> Mag > Musique > Les pingouins au brise-glace
Le trio de Manchester Gogo Penguin a embarqué le public du brise-glace d’Annecy en proposant une musique aux sonorités jazz, servi dans un formule rythmique tenant parfois autant de l’électro. Une formule qui a fait mouche face à un public venu nombreux.
Après une intro en accords suspendus, tenus par les seuls cuivres (trompette bouchée, saxo), une rythmique complexe s’installe, qui vient propulser le premier morceau et lance le concert. On peut penser à certaines périodes du band de Truffaz dans le son général, mais ce n’est évidemment qu’une image, pour situer.
La dynamique des morceaux est particulièrement bien maitrisée tout le long du set, parfois feutrée, parfois ouverte, avec des transitions fines. Les lumières rouges donnent l’impression d’un écrin de velours pour cette musique délicate. Sur le morceau « Anima », l’ambiance se fait feutrée, et les sons cristallins, pour une sensibilité à fleur de peau.
Le batteur fait « vivre » sa caisse claire d’une façon qui sert absolument le propos du groupe. Peu de regard échangés, chacun connaît sa partie. Le soliste flegmatique s’exprime principalement par un haussement de sourcil lors des moments forts.
Un morceau composé par le saxophoniste, « le maître et l’astre », semble un hommage appuyé à « Salted Peanuts » des maîtres du bop (Gillespie, Parker).
Une première partie tout en délicatesse, qui a paru courte, c’est bon signe.

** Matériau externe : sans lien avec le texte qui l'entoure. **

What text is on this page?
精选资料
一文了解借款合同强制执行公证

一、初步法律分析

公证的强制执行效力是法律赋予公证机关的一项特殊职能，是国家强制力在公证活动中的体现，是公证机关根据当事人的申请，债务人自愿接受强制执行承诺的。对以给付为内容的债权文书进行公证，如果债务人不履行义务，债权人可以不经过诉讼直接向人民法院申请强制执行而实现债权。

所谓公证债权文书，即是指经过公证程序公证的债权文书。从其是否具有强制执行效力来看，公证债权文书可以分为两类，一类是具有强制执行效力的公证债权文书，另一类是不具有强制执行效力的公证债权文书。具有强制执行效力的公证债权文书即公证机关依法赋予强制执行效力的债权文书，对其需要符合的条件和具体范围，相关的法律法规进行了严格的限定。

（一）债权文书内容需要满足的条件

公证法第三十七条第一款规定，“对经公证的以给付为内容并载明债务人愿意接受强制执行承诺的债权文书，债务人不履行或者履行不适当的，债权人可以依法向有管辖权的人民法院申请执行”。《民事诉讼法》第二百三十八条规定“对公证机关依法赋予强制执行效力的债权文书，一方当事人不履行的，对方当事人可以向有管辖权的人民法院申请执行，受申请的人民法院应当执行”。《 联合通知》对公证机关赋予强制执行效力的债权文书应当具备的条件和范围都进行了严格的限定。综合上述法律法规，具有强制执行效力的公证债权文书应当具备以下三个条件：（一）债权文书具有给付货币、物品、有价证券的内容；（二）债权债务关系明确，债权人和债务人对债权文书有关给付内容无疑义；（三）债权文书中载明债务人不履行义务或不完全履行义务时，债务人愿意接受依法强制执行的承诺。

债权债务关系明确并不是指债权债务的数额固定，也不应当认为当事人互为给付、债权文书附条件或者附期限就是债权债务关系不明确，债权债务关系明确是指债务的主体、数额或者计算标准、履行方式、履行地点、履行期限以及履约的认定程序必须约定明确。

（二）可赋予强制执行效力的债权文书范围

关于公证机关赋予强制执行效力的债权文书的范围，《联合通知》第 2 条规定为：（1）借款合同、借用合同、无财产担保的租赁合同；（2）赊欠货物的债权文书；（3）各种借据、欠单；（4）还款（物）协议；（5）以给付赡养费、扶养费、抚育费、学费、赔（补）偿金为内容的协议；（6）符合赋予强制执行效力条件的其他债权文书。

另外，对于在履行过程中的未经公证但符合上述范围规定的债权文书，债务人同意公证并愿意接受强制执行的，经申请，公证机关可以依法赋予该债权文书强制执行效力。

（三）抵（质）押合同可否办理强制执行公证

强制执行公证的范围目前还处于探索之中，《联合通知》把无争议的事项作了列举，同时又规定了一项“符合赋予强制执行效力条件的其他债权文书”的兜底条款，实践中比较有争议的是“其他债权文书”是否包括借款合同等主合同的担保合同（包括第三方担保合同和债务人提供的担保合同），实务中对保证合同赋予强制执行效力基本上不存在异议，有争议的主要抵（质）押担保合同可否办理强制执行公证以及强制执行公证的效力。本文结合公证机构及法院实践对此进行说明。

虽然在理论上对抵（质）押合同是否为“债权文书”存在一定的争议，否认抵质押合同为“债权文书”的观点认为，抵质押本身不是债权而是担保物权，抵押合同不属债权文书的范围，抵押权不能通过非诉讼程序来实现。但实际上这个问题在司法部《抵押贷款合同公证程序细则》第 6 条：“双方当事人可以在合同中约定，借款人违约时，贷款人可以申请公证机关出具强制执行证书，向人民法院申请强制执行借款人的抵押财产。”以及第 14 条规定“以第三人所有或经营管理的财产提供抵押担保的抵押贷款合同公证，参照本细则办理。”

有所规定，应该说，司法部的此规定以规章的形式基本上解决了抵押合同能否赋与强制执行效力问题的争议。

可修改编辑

Le groupe est attendu, c’est le moins qu’on puisse dire, la date a été complète assez tôt, preuve s’il en est que le groupe de Manchester a su trouver une formule, à la croisée de différents styles, qui parle à un public bien au-delà de la sphère jazz.
La partie commence par la diffusion de la première piste du nouvel album GoGo Penguin, mélange de sons d’ambiance (pluie sur un velux (?), chants d’oiseaux, enfants qui jouent) et d’un piano introspectif, lent, le temps que les musiciens se mettent en place.
Le début du concert pourrait ressembler à un accordage d’instruments, chacun semblant lancer quelque chose de son côté, avant de se rejoindre très vite dans une musique faite de nappes et de tricotages serrés de notes (« All Res »), sans qu’une mélodie émerge vraiment dans un premier temps. Le piano est traité d’une façon assez « métallique », mais le son évoluera tout au long du concert, tant le timbre est au centre du travail du groupe.
Les morceaux qui suivent démontrent que GoGo Penguin est une machine rythmique redoutable, les notes de piano typées électrique répondant aux glissando ronflants de la contrebasse, sur des rythmiques imparables de l’excellent Rob Turner.
Le jeu de tension/relâchement laisse le public captivé, sans cesse à l’affût de ce qui suit.
Le bassiste, après avoir utilisé une espèce de technique de slap sur sa contrebasse, prends la parole dans un français assez appliqué, pour exprimer la satisfaction du groupe de pouvoir enfin montrer sur scène cet album, qui leur tient visiblement à cœur, puisqu’ils lui ont donné le nom du groupe.
Chaque morceau est traité d’une façon différente, sur l’un les breaks de batteries sont encore plus heurtés et le pianiste se saisit d’un mini-synthé au son electro, sur un autre les sons se transforment au fil de la montée de la tension, sur « Wave Decay », le jeu de basse saute allègrement sur toute l’amplitude du manche.
Un autre morceau « The antidote » propose des accords de piano un peu en fausset, avec un gros travail de caisse claire.
Le bassiste Nick Blacka présente à nouveau les membres du groupe, y compris lui-même (faisant fi de cette fausse modestie convenue fréquemment rencontrée).
La batterie se lance alors dans de la polyrythmies (« Kora »(?)), tandis que la basse martèle plus lourdement.
Leur dernier single en date, sorti fin septembre et intitulé « Erased by Sunlight », présente un son plus acoustique, avec un piano plus naturel et des cross-stick jazzy qui constituent une transition naturelle vers le tube du groupe, « Hopopono », qui sera servi en bouquet final. C’est le morceau par lequel je les ai découverts, comme beaucoup de monde, je suppose. Ambiance de fin de concert avec montée stroboscopique des lumières.
En rappel, le bassiste utilise un petit clavier délivrant des sons de basses acides, avant de reprendre la grand-mère à pleins bras, pour prolonger encore un peu le plaisir.
C’était un fameux concert, à la fois accessible et prenant.